Proponents are optimistic, however. The scientific evidence is strong, the committee previously approved another transgenic crop, and Golden Rice enjoys high-level political support in Bangladesh, they say. “We are hopeful that Golden Rice might get the green light soon,” says Arif Hossain, director of Farming Future Bangladesh in Dhaka, which is funded by the Bill & Melinda Gates Foundation to inform policymakers and others about biotechnology.

How popular it will be is uncertain. Farmers in Bangladesh quickly adopted an eggplant variety engineered to kill certain insect pests after its 2014 introduction, but that crop offered an immediate benefit: Farmers need fewer insecticides. Golden Rice’s health benefits will emerge more slowly, says agricultural economist Justus Wesseler of Wageningen University & Research in the Netherlands, so adoption may be slower as well. The government may need to promote Golden Rice and, Hossain says, even subsidize farmers to grow it.
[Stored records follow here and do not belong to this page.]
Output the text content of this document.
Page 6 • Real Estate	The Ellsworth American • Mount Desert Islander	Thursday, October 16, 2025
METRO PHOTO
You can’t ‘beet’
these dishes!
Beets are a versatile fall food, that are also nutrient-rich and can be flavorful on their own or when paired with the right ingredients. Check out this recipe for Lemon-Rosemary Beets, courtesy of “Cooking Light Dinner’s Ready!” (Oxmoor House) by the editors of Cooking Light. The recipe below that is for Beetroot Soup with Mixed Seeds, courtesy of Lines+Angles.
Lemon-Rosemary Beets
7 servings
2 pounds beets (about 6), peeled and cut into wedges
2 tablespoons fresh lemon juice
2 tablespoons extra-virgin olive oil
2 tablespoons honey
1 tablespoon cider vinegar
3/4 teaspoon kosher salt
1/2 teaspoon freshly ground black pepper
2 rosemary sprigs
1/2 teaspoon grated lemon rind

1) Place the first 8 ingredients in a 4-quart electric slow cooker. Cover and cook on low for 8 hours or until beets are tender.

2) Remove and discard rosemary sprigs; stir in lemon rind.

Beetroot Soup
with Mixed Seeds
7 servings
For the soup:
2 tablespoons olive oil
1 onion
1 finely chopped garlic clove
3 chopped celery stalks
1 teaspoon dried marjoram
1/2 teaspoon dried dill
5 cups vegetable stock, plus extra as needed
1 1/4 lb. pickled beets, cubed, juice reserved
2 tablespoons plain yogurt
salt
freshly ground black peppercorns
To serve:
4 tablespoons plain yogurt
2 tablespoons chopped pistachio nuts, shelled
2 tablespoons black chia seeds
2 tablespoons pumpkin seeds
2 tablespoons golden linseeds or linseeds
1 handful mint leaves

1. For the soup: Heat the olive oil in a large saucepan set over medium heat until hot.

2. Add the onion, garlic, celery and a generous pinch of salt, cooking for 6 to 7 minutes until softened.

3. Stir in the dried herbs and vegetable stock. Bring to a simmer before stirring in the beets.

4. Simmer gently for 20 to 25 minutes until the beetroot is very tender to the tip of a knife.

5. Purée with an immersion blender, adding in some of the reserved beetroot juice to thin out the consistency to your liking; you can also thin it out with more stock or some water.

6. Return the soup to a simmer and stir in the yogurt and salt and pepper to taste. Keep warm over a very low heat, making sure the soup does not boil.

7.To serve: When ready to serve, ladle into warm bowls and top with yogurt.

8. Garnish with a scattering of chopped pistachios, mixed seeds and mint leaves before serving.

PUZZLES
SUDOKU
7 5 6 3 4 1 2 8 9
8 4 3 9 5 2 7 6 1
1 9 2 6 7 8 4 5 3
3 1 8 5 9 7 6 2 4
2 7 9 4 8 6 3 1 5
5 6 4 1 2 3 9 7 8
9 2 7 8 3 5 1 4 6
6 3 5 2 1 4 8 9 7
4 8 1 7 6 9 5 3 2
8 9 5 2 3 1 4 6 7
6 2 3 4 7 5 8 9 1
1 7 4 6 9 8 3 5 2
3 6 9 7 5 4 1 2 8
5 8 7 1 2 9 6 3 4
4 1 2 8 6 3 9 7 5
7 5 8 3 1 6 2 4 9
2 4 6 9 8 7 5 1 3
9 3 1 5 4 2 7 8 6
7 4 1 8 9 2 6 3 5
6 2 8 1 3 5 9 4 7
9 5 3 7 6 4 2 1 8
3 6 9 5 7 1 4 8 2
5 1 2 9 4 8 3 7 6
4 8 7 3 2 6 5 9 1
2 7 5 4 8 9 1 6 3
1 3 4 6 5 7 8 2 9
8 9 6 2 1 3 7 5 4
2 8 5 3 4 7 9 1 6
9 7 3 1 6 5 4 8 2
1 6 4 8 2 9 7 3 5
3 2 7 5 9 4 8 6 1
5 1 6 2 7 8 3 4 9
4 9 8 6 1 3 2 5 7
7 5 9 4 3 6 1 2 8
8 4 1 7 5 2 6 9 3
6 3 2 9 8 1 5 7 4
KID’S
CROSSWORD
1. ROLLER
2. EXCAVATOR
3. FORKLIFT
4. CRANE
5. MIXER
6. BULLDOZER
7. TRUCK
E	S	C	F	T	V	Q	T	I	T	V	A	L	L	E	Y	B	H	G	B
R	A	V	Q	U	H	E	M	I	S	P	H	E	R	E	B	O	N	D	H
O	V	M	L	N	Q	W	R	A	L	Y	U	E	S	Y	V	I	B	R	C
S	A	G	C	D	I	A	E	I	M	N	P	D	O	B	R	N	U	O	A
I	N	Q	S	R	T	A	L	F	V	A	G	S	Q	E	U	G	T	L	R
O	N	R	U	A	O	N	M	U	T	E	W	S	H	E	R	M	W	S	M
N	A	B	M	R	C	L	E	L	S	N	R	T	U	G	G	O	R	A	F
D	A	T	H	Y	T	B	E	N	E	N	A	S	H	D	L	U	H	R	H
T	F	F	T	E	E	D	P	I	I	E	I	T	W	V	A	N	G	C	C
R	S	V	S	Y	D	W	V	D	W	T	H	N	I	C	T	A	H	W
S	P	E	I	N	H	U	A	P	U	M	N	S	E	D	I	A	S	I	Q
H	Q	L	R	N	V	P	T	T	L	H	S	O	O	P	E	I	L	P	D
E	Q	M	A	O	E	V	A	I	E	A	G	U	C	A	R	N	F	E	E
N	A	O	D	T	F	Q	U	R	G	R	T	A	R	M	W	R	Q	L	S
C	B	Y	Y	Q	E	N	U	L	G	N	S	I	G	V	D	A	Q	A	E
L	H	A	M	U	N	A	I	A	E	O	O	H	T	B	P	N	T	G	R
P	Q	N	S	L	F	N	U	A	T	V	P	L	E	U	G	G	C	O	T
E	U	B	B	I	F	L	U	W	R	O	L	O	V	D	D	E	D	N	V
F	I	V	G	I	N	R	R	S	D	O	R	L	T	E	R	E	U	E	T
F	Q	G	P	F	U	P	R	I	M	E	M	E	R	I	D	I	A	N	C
Consumer acceptance may be another challenge, given the golden hue, says Sherry Tanumihardjo, who studies vitamin A and global health at the University of Wisconsin in Madison. “People have a difficult time changing the color of food they eat,” and many people in Bangladesh prefer to eat white rice.

On the other hand, cooked Golden Rice resembles khichuri, a popular dish of rice and lentils cooked with turmeric, which may increase its appeal. With Gates Foundation support, IRRI and BRRI are developing a strategy for directing farmers’ harvest to rural regions and cities with high poverty and malnutrition rates.

Golden Rice was developed in the late 1990s by German plant scientists Ingo Potrykus and Peter Beyer to combat vitamin A deficiency, the leading cause of childhood blindness.

Low levels of vitamin A also contribute to deaths from infectious diseases such as measles. Spinach, sweet potato, and other vegetables supply ample amounts of the vitamin, but in some countries, particularly those where rice is a major part of the diet, vitamin A deficiency is still widespread; in Bangladesh it affects about 21% of children.

Over the past 2 years, regulators in the United States, Canada, New Zealand, and Australia approved Golden Rice for consumption. There are no plans to grow the crop in these countries, but approval will prevent problems if Golden Rice somehow accidentally turns up in food supplies, the journal said.